Swedish music project

Clockwise is a Swedish music project, formed by Benny Söderberg in 1995

The singer and songwriter Benny Söderberg Fortune (music group from Sweden) asked the musicians John Levén Bass, Ian Haugland Drums from Europe and guitarplayer Jan Granvik (Glory) to play on his coming album. Benny did meet John and Ian when they were playing with Glenn Hughes and Benny's previous band Fortune opened for Glenn Hughes on his Japan tour in 1994, and guitar player Jan Granwick (Glory) have Benny known for years so he was also asked to participate.

Benny felt that he wanted to make an album with all the elements that he thought a good album should have, nice melody and good musician ship. Not just jump onto the next music scene that appears 'cause it has changed. Together with Christer Wedin at Empire Records they set plans for this project.
The debut album Nostalgia was created by Ronny Lahti (Europe, Talisman, Saigon Kick). 1999.

After the successful release of Clockwise debut album "Nostalgia", which received rave reviews all over the world, the second album called "Naïve", was released. And again, Benny Söderberg asked his musician friends, who participated on the first album, to record this follow up album. Therefore, you will again find, John Levén bass and Ian Haugland drums from Europe, as the solid rhythm section. Contractual reason made it impossible for guitar player Jan Granwick to participate on this second record.
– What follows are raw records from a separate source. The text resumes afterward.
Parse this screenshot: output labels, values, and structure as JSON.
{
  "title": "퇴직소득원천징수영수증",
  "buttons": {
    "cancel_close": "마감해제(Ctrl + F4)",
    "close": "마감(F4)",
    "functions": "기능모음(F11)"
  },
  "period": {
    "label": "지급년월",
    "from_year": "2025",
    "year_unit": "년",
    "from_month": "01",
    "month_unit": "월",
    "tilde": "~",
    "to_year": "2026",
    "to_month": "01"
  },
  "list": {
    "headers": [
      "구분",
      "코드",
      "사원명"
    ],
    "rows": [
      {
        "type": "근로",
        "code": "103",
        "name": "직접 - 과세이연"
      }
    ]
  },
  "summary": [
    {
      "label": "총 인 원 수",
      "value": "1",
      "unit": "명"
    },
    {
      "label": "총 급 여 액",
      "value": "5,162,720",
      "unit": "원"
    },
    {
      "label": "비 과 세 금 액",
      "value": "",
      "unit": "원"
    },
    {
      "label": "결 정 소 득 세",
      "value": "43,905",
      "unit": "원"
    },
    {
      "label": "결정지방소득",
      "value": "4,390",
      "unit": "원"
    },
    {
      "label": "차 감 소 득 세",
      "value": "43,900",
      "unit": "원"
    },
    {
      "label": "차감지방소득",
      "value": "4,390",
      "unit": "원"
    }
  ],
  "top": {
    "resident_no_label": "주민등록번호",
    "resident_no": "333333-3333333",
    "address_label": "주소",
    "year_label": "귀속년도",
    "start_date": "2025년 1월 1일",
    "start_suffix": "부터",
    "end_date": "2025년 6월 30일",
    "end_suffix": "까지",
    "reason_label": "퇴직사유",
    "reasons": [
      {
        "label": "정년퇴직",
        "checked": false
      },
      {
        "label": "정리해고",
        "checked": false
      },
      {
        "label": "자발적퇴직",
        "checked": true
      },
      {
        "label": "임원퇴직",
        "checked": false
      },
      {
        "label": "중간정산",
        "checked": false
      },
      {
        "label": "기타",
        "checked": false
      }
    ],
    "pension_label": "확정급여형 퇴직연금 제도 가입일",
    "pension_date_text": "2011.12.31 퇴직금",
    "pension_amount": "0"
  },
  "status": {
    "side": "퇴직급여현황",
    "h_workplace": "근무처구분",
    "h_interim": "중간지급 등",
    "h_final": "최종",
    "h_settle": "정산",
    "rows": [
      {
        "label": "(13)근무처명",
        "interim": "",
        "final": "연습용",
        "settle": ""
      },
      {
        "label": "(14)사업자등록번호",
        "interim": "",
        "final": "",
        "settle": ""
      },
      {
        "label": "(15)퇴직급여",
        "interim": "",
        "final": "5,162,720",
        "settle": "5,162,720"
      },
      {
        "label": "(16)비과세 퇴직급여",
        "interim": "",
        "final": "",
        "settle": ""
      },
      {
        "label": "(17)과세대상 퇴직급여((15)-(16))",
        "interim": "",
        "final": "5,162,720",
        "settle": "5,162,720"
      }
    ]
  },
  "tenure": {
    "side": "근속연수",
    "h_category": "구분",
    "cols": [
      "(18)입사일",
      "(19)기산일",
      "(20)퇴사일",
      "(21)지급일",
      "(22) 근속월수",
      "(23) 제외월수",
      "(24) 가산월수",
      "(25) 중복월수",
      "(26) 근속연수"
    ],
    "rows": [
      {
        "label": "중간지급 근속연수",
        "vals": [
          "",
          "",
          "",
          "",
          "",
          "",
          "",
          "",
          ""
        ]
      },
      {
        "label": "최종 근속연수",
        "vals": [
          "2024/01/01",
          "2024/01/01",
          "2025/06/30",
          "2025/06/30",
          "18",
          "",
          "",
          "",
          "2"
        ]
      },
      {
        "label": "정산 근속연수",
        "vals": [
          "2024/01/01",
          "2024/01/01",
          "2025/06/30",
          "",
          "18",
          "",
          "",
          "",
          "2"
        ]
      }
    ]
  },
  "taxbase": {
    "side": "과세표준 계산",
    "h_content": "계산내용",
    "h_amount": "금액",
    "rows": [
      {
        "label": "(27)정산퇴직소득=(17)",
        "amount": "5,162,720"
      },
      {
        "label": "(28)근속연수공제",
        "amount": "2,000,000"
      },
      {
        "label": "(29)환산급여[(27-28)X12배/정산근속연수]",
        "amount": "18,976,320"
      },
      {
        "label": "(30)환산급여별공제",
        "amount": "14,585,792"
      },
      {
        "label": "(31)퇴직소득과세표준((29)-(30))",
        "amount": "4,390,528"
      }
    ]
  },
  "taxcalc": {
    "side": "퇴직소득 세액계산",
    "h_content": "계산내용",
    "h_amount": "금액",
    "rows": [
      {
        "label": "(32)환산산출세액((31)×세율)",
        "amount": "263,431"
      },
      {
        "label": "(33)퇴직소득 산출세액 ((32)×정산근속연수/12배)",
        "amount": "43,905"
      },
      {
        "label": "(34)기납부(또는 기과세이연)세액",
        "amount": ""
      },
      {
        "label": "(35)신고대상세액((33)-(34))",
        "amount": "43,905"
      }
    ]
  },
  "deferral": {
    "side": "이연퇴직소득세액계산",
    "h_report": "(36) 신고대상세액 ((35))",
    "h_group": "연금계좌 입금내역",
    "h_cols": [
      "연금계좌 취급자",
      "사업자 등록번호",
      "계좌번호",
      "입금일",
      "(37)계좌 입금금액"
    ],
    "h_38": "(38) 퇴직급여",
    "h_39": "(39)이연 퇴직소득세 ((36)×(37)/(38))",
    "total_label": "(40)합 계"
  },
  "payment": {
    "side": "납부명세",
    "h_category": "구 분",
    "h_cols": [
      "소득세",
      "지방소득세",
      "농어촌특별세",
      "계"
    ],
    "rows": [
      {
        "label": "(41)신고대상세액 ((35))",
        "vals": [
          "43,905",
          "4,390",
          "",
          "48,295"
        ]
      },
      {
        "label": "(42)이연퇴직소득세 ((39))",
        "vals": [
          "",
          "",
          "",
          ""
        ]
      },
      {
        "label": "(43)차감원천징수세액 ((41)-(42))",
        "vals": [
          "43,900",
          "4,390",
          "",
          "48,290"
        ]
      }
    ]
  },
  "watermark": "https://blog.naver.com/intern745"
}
Therefore, the guitar axe man Fredrik Åkesson (Talisman, Arch Enemy, Southpaw now with Opeth) was asked to play with Clockwise on this record and so he did.

Benny has also recorded a demo for Clockwise 3rd album, (maybe) to be named "nothing is the greatest thing". On this demo Benny plays all instruments, except bass, which is played by John Levén, and for this demo Jan Granwick plays all guitars. The songs featured on this demo are "Our Roads Never Cross", "If You Change Your Mind" and "Demon In The Dim". You can also expect the ending for the song "the tales of King Solitude" that started with part 1:3 on the first album, continued with "the tales of King Solitude 2:3" on the second album, and now to be ended with "the tales of King Solitude 3:3" on the 3rd album.